I differentiate between objects that are data and objects that have behavior, especially side effects.

In both of your examples, I'd use the concrete classes: strings and zip codes are data, IMO. (I would NOT just make the ZipCode a String, as one of the answers suggested!!! You cannot just pass any old string and treat it like a ZipCode. Your ZipCode class should have different constructors for the different kinds of zip codes you might deal with. Interally you might store a string, but at least do validation in the constructors!).

However, if I needed an object that did "computing" of some kind (a vague term, I know), I'd use an interface. For example, if I needed an object that allowed me to search for Students by name, I'd take an interface for input. The interface would be something like:

interface StudentSearchInterface {
    Optional<Student> search(String query);
}

The reason this is a good idea is because you can swap out providers later, and also it allows you to write much better tests where you can code up "fake" StudentSearchInterface objects that return exactly what you want for your specific test. It might be hard to test the production class that implements StudentSearchInterface: what if it queries a server on the internet? Or reads from a database? The results might change between calls to search(), so you can't really test it.

Outputs

Your return values should either be "data" or an Interface as well. By data, I mean a class that really only has getters and/or setters and maybe some trivial methods like toString(), etc.
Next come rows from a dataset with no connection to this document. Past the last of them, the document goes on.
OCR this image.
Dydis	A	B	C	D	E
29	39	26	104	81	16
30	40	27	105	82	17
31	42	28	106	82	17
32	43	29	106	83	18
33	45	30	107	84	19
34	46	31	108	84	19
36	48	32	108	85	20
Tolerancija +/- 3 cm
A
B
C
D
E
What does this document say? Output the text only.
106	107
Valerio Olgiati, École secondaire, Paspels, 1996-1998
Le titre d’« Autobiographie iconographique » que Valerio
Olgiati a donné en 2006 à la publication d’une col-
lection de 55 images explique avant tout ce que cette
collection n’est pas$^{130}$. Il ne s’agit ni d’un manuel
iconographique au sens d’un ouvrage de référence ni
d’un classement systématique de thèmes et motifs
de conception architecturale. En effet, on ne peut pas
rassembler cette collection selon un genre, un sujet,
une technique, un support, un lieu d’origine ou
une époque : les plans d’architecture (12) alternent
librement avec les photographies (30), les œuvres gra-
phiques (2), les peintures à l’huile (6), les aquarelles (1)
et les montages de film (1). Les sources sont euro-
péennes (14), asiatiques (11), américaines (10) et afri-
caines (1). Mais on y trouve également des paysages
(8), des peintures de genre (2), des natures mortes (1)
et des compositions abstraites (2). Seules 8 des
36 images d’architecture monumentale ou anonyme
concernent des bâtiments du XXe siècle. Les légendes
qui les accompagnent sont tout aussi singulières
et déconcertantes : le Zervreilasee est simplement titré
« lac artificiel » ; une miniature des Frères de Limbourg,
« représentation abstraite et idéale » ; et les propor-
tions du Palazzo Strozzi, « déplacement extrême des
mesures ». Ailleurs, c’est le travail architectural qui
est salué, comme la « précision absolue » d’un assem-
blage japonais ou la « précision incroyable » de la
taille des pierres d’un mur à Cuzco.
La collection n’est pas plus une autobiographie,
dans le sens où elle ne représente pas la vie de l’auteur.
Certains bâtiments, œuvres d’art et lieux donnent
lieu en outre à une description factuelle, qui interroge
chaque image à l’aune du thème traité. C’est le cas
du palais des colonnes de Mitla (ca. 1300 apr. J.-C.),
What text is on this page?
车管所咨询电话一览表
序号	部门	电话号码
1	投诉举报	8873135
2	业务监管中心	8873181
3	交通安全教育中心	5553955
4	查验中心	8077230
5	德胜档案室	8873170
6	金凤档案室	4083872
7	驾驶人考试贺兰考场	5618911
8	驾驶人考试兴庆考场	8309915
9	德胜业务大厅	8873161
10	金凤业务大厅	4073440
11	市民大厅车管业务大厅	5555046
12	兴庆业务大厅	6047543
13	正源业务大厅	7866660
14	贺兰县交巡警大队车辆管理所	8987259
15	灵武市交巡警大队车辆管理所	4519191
Otherwise, do an interface. A common example is returning a List<Foo> instead of an ArrayList<Foo>. This gives you the freedom to change the logic inside your method to use something else that implements List instead of being stuck with a specific List implementer because that's what you used first.

Just like we mark some methods and fields as private to encapsulate them, we should use interfaces to only provide info on a "need to know" basis.